A WHEELCHAIR-bound woman has set herself the challenge of completing six mini-marathons in 12 months to support a meditation and care centre in West Cork that she claims has saved her life.

The 57-year old Limerick woman Katherine Connery who has a degenerative spinal condition and spina bifida, started her self-imposed challenge on June 5th last at the VHI women’s mini marathon in Dublin and will finish on May 5th 2018 at the Bon Secours Hospital Great Limerick Run. During her darkest days, Kathrine said she found a leaflet that a counsellor had given her and it led her to the Dzogchen Beara Care Centre on the Beara Peninsula. 

In December 2015, Kathrine said her battle with illness had pushed her to the edge.

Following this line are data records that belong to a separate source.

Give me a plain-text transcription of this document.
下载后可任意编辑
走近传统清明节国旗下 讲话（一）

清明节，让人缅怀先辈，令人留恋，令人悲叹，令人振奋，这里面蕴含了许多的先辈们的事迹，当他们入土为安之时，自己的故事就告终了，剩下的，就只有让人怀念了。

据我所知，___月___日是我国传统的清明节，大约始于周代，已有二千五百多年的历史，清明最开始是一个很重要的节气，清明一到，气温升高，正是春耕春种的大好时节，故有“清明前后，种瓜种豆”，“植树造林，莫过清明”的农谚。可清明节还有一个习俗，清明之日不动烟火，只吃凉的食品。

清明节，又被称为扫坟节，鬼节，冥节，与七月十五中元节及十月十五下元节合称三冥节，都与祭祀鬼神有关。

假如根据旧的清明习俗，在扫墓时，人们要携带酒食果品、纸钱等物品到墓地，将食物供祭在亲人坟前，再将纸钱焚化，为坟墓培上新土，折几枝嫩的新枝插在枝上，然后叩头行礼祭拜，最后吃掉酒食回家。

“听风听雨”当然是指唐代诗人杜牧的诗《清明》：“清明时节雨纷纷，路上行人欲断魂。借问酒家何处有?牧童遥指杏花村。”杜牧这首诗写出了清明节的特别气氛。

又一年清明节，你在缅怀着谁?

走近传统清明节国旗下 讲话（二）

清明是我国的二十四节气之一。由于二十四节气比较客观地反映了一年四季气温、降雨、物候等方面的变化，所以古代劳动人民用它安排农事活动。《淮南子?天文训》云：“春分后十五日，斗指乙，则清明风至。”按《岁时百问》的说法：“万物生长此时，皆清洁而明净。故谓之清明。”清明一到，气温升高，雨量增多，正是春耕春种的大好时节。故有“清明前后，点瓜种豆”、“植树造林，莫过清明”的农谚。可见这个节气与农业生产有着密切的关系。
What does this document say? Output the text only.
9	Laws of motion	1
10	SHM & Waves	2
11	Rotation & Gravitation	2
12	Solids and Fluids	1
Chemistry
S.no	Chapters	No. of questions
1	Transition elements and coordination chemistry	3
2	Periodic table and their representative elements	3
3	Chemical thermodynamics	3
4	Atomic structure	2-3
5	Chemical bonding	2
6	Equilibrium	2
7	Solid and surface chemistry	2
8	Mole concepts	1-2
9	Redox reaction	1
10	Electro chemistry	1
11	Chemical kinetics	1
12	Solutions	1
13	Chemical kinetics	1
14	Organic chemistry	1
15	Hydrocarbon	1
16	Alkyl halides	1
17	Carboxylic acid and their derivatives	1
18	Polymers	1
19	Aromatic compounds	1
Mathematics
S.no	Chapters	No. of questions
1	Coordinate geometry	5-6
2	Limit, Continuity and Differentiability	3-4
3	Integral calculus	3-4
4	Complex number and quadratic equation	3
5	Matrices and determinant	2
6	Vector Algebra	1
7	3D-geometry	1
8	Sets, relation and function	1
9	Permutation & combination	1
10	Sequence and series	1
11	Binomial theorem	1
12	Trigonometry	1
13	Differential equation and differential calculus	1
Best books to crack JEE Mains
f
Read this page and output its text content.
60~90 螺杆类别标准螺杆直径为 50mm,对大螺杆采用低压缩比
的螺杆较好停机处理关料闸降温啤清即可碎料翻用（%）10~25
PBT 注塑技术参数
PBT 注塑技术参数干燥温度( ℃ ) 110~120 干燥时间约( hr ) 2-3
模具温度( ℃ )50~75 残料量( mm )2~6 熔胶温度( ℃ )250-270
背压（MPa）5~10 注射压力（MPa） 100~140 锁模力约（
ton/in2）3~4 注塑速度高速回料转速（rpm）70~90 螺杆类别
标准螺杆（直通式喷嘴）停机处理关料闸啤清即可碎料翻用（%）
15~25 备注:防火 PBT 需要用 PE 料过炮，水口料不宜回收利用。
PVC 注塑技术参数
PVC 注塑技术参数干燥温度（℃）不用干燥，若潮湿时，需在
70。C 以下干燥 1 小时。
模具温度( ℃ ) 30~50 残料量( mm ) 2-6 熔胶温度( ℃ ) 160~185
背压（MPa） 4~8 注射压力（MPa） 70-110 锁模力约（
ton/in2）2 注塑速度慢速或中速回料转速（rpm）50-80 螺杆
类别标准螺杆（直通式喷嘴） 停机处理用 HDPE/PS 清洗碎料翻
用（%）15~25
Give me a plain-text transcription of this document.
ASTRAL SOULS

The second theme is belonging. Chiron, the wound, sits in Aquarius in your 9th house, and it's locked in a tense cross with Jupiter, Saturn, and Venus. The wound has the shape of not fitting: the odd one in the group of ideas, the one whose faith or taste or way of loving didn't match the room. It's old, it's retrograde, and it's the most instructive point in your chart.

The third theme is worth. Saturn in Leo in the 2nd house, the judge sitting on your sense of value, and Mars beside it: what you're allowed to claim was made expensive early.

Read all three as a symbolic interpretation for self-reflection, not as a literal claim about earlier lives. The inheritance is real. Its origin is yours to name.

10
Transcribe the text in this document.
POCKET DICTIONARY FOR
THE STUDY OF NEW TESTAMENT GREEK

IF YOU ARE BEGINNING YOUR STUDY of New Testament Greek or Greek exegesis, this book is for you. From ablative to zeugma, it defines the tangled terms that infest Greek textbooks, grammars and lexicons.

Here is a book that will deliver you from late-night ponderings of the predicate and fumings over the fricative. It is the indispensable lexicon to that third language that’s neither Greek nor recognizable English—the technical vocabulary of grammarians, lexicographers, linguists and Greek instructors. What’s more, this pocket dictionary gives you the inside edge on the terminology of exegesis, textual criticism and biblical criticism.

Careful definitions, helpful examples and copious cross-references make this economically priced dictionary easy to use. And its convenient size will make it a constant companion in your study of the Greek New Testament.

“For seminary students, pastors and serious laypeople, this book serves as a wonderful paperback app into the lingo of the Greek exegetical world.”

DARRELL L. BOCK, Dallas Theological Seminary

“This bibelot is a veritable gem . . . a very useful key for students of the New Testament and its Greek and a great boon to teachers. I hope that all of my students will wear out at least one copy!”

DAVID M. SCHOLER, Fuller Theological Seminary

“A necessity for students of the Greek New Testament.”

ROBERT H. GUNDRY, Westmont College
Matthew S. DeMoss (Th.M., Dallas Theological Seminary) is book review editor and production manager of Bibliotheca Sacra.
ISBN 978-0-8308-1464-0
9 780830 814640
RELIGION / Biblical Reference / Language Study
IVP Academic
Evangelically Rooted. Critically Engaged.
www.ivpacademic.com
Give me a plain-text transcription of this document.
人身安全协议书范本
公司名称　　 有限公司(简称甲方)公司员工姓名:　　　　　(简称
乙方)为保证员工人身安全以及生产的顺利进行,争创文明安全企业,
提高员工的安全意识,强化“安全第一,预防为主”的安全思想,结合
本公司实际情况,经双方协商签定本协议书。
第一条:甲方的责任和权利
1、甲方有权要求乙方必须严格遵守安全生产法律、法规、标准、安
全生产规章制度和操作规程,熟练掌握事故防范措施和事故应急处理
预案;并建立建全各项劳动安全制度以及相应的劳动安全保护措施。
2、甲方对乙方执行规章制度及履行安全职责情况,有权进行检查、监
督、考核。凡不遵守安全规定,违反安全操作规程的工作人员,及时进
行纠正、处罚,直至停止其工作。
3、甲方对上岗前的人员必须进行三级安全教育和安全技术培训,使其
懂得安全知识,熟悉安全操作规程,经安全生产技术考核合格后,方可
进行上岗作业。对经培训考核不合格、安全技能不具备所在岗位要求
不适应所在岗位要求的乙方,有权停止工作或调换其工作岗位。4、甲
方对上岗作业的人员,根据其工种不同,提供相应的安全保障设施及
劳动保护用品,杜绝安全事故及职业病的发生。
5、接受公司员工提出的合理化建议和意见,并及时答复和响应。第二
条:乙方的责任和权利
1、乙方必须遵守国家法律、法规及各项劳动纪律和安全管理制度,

She said: ‘All conversations became about wheelchairs, machines to help me breathe, tubes in the stomach for food, hearing aids, gadgets that would enable me to talk, when I could no longer do it alone.

‘Wherever I looked I saw only darkness and the spectre of suicide seemed to whisper: “There is an easier way out...”.’

But at the care centre in Beara she said the darkness dissipated and ‘I truly came home to myself again.’

Katherine said she hopes that her efforts in completing the marathons will raise awareness of ‘this inspirational place.’